When OutboundSync receives a 429 Too Many Requests response:

  1. A random delay between 0 and 300 seconds is added before the first retry for each payload.

    • This delay helps distribute retry attempts across time, preventing “retry storms” when many payloads fail simultaneously.
    • For example, if 100 payloads are being sent and 10 succeed while 90 return a 429, each of those 90 payloads will get a unique random delay between 0 and 300 seconds (e.g., 20s, 45s, etc.).
    • This ensures that retries are staggered rather than retried all at once, greatly reducing the chance of hitting the same rate limits again.
  2. After the random delay, OutboundSync applies exponential backoff retries up to seven times:

Retry #Additional delay (minutes)Total delay formula
11random(0–300s) + 2^(1-1) * 60s
22random(0–300s) + 2^(2-1) * 60s
34random(0–300s) + 2^(3-1) * 60s
48random(0–300s) + 2^(4-1) * 60s
516random(0–300s) + 2^(5-1) * 60s
630random(0–300s) + 2^(6-1) * 60s
760random(0–300s) + 2^(7-1) * 60s

Formula: TotalDelayForEachRetry = random(0–300s) + 2^(RetryNumber - 1) * 60s

This approach minimizes simultaneous retries and increases the likelihood of eventual success without overwhelming the endpoint.

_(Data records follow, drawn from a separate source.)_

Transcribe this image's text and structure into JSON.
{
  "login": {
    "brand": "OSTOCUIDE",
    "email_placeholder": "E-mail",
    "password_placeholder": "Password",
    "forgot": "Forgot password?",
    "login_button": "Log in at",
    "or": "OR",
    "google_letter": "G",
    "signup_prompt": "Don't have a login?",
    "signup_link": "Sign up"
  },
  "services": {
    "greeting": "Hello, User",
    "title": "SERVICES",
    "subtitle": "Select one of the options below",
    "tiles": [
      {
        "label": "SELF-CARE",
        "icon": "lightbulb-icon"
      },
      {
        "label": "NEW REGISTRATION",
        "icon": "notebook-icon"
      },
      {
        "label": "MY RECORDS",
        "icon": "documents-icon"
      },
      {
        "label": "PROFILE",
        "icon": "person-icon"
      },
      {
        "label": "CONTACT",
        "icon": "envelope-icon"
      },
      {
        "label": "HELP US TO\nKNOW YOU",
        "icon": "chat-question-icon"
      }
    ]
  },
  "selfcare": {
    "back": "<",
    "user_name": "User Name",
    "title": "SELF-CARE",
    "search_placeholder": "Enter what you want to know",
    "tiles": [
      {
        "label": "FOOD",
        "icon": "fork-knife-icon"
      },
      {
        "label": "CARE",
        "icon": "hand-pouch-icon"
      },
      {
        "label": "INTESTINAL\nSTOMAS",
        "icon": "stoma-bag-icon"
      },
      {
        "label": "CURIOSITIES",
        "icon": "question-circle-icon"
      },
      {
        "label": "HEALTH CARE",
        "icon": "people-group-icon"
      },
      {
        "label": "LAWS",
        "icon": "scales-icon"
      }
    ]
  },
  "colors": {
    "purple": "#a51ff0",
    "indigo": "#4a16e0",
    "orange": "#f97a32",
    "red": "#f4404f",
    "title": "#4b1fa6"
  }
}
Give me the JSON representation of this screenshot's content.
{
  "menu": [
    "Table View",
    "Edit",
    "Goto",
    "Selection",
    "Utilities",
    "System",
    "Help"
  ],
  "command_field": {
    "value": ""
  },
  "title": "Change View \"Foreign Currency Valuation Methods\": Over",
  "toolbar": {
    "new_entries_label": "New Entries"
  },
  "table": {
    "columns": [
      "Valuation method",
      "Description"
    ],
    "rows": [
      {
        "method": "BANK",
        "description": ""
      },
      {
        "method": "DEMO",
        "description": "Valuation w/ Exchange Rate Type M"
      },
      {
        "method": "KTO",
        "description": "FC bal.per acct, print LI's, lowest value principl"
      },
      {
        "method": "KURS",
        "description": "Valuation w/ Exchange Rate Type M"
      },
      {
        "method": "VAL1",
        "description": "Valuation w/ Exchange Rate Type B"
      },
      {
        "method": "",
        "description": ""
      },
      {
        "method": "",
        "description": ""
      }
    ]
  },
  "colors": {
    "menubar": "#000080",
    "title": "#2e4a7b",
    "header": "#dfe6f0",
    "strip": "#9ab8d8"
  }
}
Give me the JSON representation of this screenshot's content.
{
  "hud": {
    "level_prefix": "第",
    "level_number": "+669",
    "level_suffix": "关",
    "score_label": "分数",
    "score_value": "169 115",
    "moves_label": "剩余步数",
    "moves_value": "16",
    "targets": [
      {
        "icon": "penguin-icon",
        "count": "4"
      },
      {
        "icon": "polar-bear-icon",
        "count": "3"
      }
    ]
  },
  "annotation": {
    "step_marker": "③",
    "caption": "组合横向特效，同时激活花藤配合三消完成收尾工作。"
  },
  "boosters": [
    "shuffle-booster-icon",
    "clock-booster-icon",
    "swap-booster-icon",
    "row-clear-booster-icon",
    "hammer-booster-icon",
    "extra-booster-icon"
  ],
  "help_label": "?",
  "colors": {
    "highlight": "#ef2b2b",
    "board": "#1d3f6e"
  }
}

Some destinations reject payloads that exceed a maximum size (e.g., 100 KB). In these cases, payloads may fail with a Payload Too Large error.

OutboundSync’s Handling:

  • On detecting a size-related failure, we automatically optimize and retry the payload by converting all HTML fields into plain text.
  • The optimized payload is retried under the same exponential backoff schedule.

OutboundSync ensures reliable delivery of webhook payloads to Additional Endpoints by:

  • Detecting rate limit responses and retrying with exponential backoff (up to 7 times).
  • Handling payload size errors by optimizing payloads (HTML → plain text).

This makes forwarding via Additional Endpoints robust even when partner systems enforce strict API limits or size constraints.